Any provision of our
amended and restated certificate of incorporation or amended and restated bylaws or Delaware law that has the effect of delaying
or deterring a change in control could limit the opportunity for our stockholders to receive a premium for their shares of our
Common Stock, and could also affect the price that some investors are willing to pay for our Common Stock.
Our amended and restated
certificate of incorporation designates the Court of Chancery of the State of Delaware and federal court within the State of Delaware
as the exclusive forum for certain types of actions and proceedings that may be initiated by our stockholders, which could limit
our stockholders’ ability to obtain a favorable judicial forum for disputes with us or our directors, officers or employees.
Our amended and restated
certificate of incorporation provides that, subject to limited exceptions, the Court of Chancery of the State of Delaware and federal
court within the State of Delaware will be exclusive forums for (1) any derivative action or proceeding brought on our behalf,
(2) any action asserting a claim of breach of a fiduciary duty owed by any of our directors, officers or other employees to us
or our stockholders, (3) any action asserting a claim against us arising pursuant to any provision of the Delaware General Corporation
Law, our amended and restated certificate of incorporation or our amended and restated bylaws, or (4) any other action asserting
a claim against us that is governed by the internal affairs doctrine.
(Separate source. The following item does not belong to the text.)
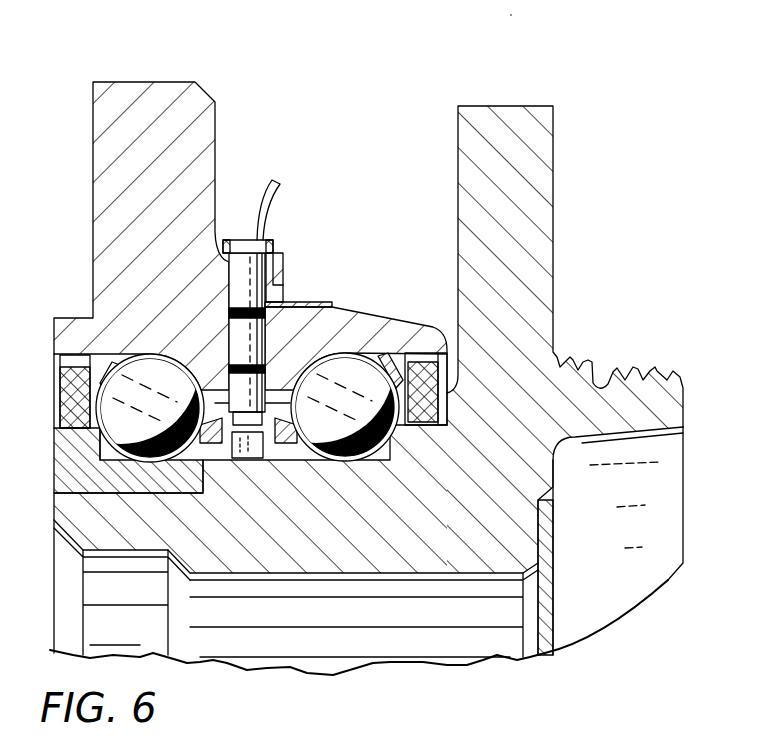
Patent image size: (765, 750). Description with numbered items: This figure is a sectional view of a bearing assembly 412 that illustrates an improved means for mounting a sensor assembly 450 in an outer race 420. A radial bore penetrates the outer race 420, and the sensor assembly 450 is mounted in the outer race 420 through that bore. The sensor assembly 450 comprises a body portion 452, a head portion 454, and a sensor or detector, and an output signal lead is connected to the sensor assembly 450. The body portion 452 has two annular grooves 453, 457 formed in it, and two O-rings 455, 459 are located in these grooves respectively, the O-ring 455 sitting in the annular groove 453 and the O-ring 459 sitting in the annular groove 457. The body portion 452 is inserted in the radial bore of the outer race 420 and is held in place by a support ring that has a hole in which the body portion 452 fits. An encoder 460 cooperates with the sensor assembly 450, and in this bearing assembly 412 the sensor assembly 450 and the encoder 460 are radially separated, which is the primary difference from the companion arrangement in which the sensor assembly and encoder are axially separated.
Any person or entity purchasing or otherwise acquiring any
interest in shares of our capital stock shall be deemed to have notice of and to have consented to the provisions of our amended
and restated certificate of incorporation described above. This choice of forum provision may limit a stockholder’s ability
to bring a claim in a judicial forum that it finds favorable for disputes with us or our directors, officers or other employees,
which may discourage such lawsuits against us and our directors, officers and employees. Alternatively, if a court were to find
these provisions of our amended and restated certificate of incorporation inapplicable to, or unenforceable in respect of, one
or more of the specified types of actions or proceedings, we may incur additional costs associated with resolving such matters
in other jurisdictions, which could adversely affect our business and financial condition.